Exhibitions and Events
More dinosaurs headed to U-M Museum of Natural History
U-M Museum of Natural History
Exhibitions and Events
“Julian Schnabel” presents a comprehensive survey of the work of this iconoclastic New York painter and filmmaker, known for a pictorial language that embraces eccentric materials and radically unconventional techniques. The exhibition, which originated at the Brant Foundation Art Study Center in Greenwich, Connecticut before traveling to the University of Michigan Museum of Art (UMMA), will feature artworks from the mid-1970s to the present, including paintings, drawings, and sculptures.
From his first solo exhibition in 1979, Schnabel broke with the prevailing paradigm of Modernism to forge a practice that encompassed figuration, personal narratives, and references to history and mythology. He was among a group of 1980s artists known as Neo-expressionists (a term that he would reject) who wanted to return to painting pre-abstraction, to a renewed exploration of the medium’s emotional and expressive potential.
The exhibition explores Schnabel’s use of found materials, his experimentation with chance operations, and his unconventional and inventive mark-making. Whether dragging a canvas on the ground, allowing a drop cloth to absorb environmental stains, or using printed images as backgrounds for his paintings, Schnabel’s formally and conceptually wide-ranging work is connected through the idea of the palimpsest, a metaphor that speaks to the dense and often mysterious layering of cultural signifiers and imagery that characterize his work.
The show will feature rarely exhibited early works from 1975 onwards, including drawings and studies for Schnabel’s first mature series, the Plate Paintings and Wax Paintings.
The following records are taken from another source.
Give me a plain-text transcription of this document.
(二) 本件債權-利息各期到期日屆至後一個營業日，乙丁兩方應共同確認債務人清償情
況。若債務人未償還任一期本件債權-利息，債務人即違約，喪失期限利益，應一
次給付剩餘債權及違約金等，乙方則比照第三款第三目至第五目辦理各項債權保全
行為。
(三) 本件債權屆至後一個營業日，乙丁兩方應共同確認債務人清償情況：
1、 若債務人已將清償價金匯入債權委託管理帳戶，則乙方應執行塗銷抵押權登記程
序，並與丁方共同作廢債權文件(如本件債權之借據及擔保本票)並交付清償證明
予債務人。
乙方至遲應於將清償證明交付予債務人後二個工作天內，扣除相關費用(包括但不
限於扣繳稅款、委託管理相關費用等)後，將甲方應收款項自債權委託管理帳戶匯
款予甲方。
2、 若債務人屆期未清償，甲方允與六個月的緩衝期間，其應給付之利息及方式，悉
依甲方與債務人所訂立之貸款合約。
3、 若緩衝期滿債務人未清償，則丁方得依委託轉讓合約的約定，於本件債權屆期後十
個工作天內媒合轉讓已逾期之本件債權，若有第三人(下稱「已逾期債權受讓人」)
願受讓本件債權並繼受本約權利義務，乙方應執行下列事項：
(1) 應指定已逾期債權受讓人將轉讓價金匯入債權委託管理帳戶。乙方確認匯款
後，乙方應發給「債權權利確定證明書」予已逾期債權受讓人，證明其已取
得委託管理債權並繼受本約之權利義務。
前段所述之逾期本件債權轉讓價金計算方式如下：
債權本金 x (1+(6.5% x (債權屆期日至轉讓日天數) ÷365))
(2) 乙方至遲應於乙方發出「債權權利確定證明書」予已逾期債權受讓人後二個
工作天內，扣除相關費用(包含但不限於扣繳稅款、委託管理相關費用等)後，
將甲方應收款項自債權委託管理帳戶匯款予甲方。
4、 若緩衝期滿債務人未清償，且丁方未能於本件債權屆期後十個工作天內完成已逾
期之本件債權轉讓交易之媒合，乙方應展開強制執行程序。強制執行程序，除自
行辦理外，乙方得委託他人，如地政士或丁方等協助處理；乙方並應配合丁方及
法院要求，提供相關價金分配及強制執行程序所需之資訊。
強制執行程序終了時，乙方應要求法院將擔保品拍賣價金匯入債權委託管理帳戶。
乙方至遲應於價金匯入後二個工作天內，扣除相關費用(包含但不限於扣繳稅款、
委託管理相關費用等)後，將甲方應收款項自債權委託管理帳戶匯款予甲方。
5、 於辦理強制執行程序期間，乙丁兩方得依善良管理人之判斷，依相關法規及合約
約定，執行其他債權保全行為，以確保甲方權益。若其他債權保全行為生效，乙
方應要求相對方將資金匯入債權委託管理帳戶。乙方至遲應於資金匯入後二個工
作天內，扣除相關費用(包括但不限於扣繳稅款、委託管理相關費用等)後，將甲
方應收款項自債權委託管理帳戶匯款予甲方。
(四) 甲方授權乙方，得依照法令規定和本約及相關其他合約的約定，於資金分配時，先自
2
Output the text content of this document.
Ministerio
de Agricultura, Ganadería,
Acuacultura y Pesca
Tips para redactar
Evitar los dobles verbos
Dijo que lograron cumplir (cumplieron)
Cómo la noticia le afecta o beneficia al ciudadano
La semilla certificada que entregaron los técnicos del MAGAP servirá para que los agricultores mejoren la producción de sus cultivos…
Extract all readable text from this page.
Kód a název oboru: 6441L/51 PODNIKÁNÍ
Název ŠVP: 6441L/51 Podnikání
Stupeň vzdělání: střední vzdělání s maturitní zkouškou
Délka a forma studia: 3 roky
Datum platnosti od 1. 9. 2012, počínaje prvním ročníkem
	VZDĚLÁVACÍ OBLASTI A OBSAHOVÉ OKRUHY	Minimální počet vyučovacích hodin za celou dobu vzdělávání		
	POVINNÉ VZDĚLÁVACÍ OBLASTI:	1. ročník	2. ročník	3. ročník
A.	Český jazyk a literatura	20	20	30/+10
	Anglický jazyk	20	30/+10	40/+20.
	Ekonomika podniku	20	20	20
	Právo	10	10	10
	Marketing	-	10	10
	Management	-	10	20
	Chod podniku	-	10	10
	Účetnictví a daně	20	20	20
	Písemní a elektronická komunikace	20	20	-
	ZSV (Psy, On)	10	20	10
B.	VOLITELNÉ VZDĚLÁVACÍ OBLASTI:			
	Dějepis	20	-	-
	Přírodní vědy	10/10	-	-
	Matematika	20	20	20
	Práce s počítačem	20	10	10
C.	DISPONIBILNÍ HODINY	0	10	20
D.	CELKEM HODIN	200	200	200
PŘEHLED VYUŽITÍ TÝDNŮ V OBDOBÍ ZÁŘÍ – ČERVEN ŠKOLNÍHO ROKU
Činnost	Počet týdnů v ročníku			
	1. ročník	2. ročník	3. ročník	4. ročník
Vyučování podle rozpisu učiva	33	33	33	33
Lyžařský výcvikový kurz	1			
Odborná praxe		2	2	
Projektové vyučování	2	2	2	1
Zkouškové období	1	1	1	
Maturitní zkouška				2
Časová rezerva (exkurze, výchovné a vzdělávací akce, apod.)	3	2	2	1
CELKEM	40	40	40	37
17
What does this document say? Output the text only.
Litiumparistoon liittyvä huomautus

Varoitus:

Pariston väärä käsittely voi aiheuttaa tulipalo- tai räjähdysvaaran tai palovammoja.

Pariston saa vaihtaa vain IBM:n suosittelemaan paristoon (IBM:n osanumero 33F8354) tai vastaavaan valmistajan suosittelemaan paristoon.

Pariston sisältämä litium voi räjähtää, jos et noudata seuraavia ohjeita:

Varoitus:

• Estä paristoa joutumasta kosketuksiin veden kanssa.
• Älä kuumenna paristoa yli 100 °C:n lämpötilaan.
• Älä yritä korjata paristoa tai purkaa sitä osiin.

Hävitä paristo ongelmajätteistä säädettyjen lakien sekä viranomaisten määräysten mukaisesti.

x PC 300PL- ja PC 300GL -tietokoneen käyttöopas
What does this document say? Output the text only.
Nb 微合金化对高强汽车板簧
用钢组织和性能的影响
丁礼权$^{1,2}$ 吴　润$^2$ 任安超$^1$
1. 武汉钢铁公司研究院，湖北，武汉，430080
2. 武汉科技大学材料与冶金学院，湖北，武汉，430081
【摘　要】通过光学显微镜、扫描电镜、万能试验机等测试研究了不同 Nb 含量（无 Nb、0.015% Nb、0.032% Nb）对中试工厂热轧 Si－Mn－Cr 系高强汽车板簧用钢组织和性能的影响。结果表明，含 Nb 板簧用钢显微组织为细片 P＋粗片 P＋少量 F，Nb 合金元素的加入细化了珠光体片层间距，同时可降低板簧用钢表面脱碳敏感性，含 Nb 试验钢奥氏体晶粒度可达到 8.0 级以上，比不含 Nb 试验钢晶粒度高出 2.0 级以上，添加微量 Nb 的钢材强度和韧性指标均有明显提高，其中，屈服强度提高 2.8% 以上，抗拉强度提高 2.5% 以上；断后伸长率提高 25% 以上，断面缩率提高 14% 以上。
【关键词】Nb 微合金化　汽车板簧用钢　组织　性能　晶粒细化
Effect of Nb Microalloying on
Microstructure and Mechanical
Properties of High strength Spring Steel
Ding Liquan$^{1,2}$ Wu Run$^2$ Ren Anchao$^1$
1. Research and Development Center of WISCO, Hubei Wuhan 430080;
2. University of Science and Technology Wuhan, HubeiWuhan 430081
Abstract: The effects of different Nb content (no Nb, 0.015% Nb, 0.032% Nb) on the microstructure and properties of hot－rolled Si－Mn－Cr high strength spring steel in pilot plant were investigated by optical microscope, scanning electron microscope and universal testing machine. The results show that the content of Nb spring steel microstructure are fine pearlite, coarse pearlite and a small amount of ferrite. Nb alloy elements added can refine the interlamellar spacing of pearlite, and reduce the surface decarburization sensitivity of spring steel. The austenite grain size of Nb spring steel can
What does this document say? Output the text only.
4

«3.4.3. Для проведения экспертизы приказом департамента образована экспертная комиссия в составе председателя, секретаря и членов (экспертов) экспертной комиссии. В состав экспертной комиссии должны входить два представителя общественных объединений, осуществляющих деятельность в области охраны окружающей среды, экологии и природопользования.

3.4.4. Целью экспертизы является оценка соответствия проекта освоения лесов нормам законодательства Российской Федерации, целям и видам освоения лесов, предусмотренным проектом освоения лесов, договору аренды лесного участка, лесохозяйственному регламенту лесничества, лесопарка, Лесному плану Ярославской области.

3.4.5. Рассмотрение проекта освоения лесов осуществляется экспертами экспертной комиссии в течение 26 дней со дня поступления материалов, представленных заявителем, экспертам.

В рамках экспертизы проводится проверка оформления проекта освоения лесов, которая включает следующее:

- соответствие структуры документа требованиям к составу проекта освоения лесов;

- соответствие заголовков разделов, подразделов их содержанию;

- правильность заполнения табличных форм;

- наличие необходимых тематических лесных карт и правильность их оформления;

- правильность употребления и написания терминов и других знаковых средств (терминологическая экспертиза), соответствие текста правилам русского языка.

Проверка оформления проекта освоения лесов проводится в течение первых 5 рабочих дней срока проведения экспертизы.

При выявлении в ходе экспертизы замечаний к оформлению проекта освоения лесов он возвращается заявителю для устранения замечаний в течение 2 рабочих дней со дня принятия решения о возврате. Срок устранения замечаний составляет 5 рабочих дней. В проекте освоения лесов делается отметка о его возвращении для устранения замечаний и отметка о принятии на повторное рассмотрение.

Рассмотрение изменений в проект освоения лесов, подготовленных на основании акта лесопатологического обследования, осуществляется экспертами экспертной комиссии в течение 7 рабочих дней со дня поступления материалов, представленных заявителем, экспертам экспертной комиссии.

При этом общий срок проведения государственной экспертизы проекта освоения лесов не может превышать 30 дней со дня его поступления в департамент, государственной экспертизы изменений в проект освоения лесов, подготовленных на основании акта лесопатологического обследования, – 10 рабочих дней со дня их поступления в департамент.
The plate paintings—large-scale compositions created using broken ceramic plates and other vessels—are perhaps the artist’s most well-known and defining body of work. The exhibition includes his first plate painting, The Patients and the Doctors, from 1978, as well as The Sea, a monumental tableau created in 1981, in which Schnabel used shards of broken Mexican vases to construct an allegory of cultural upheaval and death. Themes of immortality, death, and the passage of time are common in Schnabel’s oeuvre.
In his early wax paintings, Schnabel cut holes into the surface of the canvas and made ridges out of canvas and modeling paste in order to make the paintings look and feel like found objects, as though he were painting on a garage door or a brick wall. Some pieces in the exhibition embody this same rejection of traditional forms and hierarchy, including a work from the artist’s 2001 Big Girl series, inspired by a small painting he found in a Houston thrift shop in 1987; paintings on Kabuki theater backdrops from 1986; and a 2012 goat painting, in which an image of a stuffed goat with a rabbit on its head is transposed onto 19th-century Dufour wallpaper.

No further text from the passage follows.